It’s a cliche in horror novels that a character can witness something so horrible that he will lose his sanity. Can this really happen? I know that people with a biological predisposition for something like schizophrenia can be pushed over the edge by stressful events, but what about a healthy person?
Post-Traumatic Stress Disorder is very real and would fit your criteria. Schizophrenia and bipolar disorder usually develop over time in a person’s late teens to early 20’s and shouldn’t be caused by a single traumatic event although that certainly wouldn’t help anything.
I guess PTSD is not exactly what I had in mind. It seems that people who suffer from this disorder have severe emotional problems, but most would not consider them “crazy” in the colloquial sense. I.e., they aren’t talking to walls or running in circles or claiming to be Jesus.
You’d likely only see this if the character in your fiction was ALREADY a little bit off.
A disturbing event can CERTAINLY help someone who is emotionally disturbed, but coping with their illness go into a state where their grasp on reality fails.
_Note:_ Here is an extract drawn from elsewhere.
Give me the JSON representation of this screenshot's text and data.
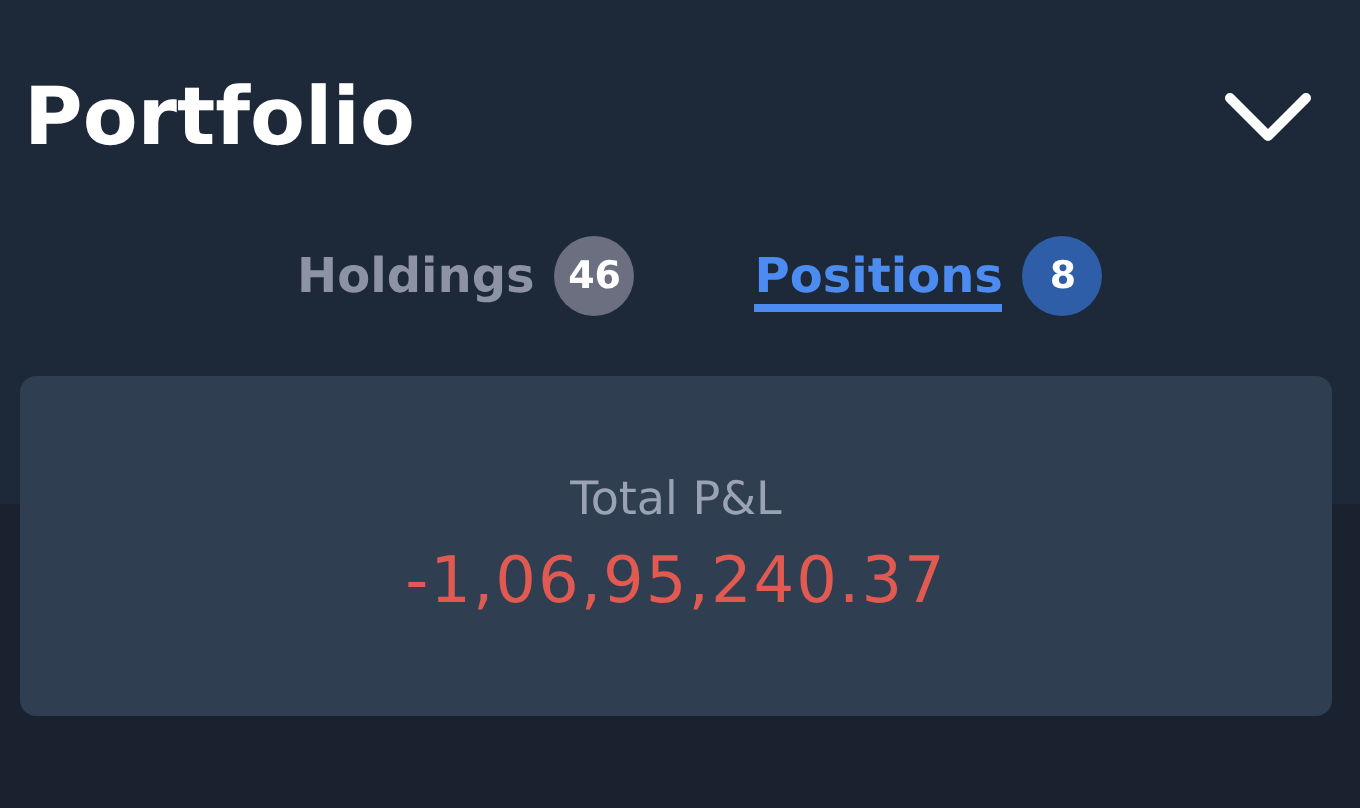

Well then you need to define what you mean by crazy.
The kind of horrible event you describe in your OP would be of a magnitude that would seriously compromise someone’s sense of reality–maybe more gore/agony/cruelty/noise/teror than they thought was possible: the gaze of Cthulu–with a lasting adverse effect. Surely some folks would be more predisposed to being reduced to a drooling shell of a person than others, maybe because of an underlying issue. So…wha choo mean by crazy?
An “otherwise healthy person” is dificult to identify given the large number of borderline nutjobs out there who unknowingly put on a pretty good show of normal.
I guess my definition of “crazy” involves delusions, halucinations, disorganized thinking, or loss of contact with the real world. So I suppose a person with schizophrenia, schizoaffective disorder, or severe bipolar disorder would fit the bill. (Note: I realize this term can be derogatory and I’d try not to use it to refer to a person with one of these illnesses).
Have you ever closely known someone with PTSD? It can get pretty and cause some version of all the problems you list. Flashbacks are fairly common and a break from reality can also occur. I knew someone with PTSD that would wake up in the middle of the night and believe that he was in Vietnam with associated screaming and everything. He couldn’t be approached by anyone when he was in that state because he was violent and dangerous.
Ever wonder where the phrase “run amok” came from?
My 2 cents worth: An extremely hard life and hopelessnes can lead to such a thing.
Aside: There is a museum in Darwin that has a macabre device called an ‘amok catcher’ on display. This is a device made out of bamboo and wood which is essentially a long pole with a lyre shaped bow mounted at one end of the pole to the middle of the bow. The bow would fit around the amok persons neck to pin him to the ground. Here’s, the grisly bit: a sharp spiked rod is pushed down the centre of the pole into the back of the amok’s neck, thus rendering them non-amok.
I would say yes. I experienced two bad panic attacks in my life, and they involved intense delusions, disorganized thinking, paranoia, and dissociation (the feeling of being outside of myself looking at me as a character in a dream or something.) I don’t otherwise have any known psychological problems.
How about fugue states?
WWI soldiers definitely went crazy as a result of the cruel conditions particularly the days and days of heaving bombing. I’m actually surprised that more didn’t go crazy. Everyone has their own limits.